Окончание доклада Мирослав слушал невнимательно: Сибирь была далеко, Левина он не опасался. Ишь, людоед! Цифру поменял, и человеку сразу мотают два лишних года срока. Это ж надо так придумать! За такое открытие ему бы орден наверняка привесили к пиджаку.
Мирослава волновало другое: где картины Каца, куда он их дел? Там оставил или сюда привез? И, главное, как эти картины, это кровное наследство, заполучить? Не в полицию же идти жаловаться на грабителя... Представив себя в американской полиции, с жалобой в руках, Мирослав криво ухмыльнулся: в Сибирь не в Сибирь, а на Аляску куда-нибудь, на всякий случай, загонят года на два.
После доклада возбужденные ветераны психиатрического дела столпились возле кофеварки. Появились и пряники на золотом подносе одноразового пользования. Мирослав Г. подошел к Левину и легко коснулся его рукава.
– Доклад хороший, – сказал Мирослав. – Особенно интересно про музей... У меня к вам дело, профессор. Можем поговорить?
– Дело? – Левин цепко поглядел на Мирослава. – Полчасика у меня, пожалуй, найдется.
– Выпьем кофейку где-нибудь, – поспешно предложил Мирослав, – с пирожными. Я угощаю. Где тут хорошие пирожные?
– В Манхеттене, наверно, можно найти, – сухо предположил Левин. – Я, знаете ли, по кафе не расхаживаю. Я домосед.
– Поехали! – сказал Мирослав. – Такси как тут ловят?
Общительный водитель, родом из одесского пригорода, не стал размениваться по мелочам и подкатил их к Уолдорф-Астории.
– Тут, ребята, и кофе дают, и какао, – напутствовал он своих пассажиров. – Только свистните!
Нижнее кафе было освещено мягко и богато. Красивая девушка тихо играла на белом рояле.
– Шик! – сказал Мирослав Г. – Вот так надо жить, чтоб не было больно за бесцельно прожитые годы. Кто это сказал, не помните случайно? Лев Толстой? А стульчики какие!
– Нам эти стульчики не есть, – язвительно заметил Владимир Ильич Левин. – Но давайте сядем... Итак?

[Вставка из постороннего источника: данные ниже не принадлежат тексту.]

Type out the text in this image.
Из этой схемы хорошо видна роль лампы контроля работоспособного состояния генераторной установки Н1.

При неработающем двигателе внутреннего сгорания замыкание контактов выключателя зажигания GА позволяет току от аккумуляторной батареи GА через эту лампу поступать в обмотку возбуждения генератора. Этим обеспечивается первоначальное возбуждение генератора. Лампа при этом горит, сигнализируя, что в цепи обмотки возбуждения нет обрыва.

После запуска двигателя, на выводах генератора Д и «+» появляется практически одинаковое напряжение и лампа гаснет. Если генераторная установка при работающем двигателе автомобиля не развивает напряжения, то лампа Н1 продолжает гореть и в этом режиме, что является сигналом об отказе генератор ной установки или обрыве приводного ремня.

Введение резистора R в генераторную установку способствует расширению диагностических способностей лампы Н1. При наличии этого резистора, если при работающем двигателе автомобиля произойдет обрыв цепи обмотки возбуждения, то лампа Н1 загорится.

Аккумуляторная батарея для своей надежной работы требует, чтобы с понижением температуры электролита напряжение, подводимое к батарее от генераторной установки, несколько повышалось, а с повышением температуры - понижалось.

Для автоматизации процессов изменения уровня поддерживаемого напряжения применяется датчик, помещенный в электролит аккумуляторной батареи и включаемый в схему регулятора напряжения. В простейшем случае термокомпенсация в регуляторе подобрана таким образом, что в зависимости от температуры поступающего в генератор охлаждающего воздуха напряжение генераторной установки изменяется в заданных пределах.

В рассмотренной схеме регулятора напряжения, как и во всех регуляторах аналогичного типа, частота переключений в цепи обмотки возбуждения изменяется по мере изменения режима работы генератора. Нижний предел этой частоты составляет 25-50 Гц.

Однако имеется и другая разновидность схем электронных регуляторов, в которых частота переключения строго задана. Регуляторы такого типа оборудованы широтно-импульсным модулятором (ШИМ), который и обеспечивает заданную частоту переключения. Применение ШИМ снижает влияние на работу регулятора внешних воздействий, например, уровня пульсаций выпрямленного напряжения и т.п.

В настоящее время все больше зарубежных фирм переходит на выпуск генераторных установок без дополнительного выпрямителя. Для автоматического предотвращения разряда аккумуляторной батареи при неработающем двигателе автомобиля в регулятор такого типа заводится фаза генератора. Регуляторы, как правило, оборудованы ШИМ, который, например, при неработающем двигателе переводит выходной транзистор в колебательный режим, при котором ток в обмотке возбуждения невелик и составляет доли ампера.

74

– Так или не так, как говорится, – сказал Мирослав, привольно здесь себя чувствуя. – А я сам буду из Франции, коллекционер. Собираю картины этих... ну...
– Импрессионистов? – насмешливо подсказал Левин. – Экспрессионистов? Кого?
– Умалишенных, – сказал Мирослав. – И это по вашей части.
– Н-да, – сказал Левин, глядя холодно, как судак из ледяного бруска. И что ж?
– А то ж, – продолжал Мирослав. – В вашем музее хранился такой Кац, мой родственник по матери. Он где?
– Умер, – откинувшись на спинку стула, сказал Левин. – Скончался. И я, молодой человек, вот этими самыми руками закрыл ему глаза. – Он медленно, как будто делал пассы, поводил ладонями перед лицом Мирослава.
– Ну это ясно, – сказал Мирослав. – Спасибо, конечно... А где картины?
– Где картины... – немного нараспев повторил Левин. – Это нелегкий вопрос.
– Ничего, ничего! – подбодрил Мирослав. – Мы разберемся.
– Я и сам хотел бы знать, где сейчас эти картины, – сказал Левин. – В девяносто первом году, после распада Союза, больница осталась бесхозной, и музей экспроприировали.
– Разворовали то есть? – уточнил Мирослав.
– Ну да, грубо говоря, – беспечально кивнул Владимир Ильич.
– А кто? – спросил Мирослав. – У кого теперь искать-то?
– Местные власти, – пожал плечами Левин. – Вот у них-то и ищите.
– На кой им Кац! – усомнился Мирослав. – Им бараны нужны, мебель. Я этих чучмеков знаю.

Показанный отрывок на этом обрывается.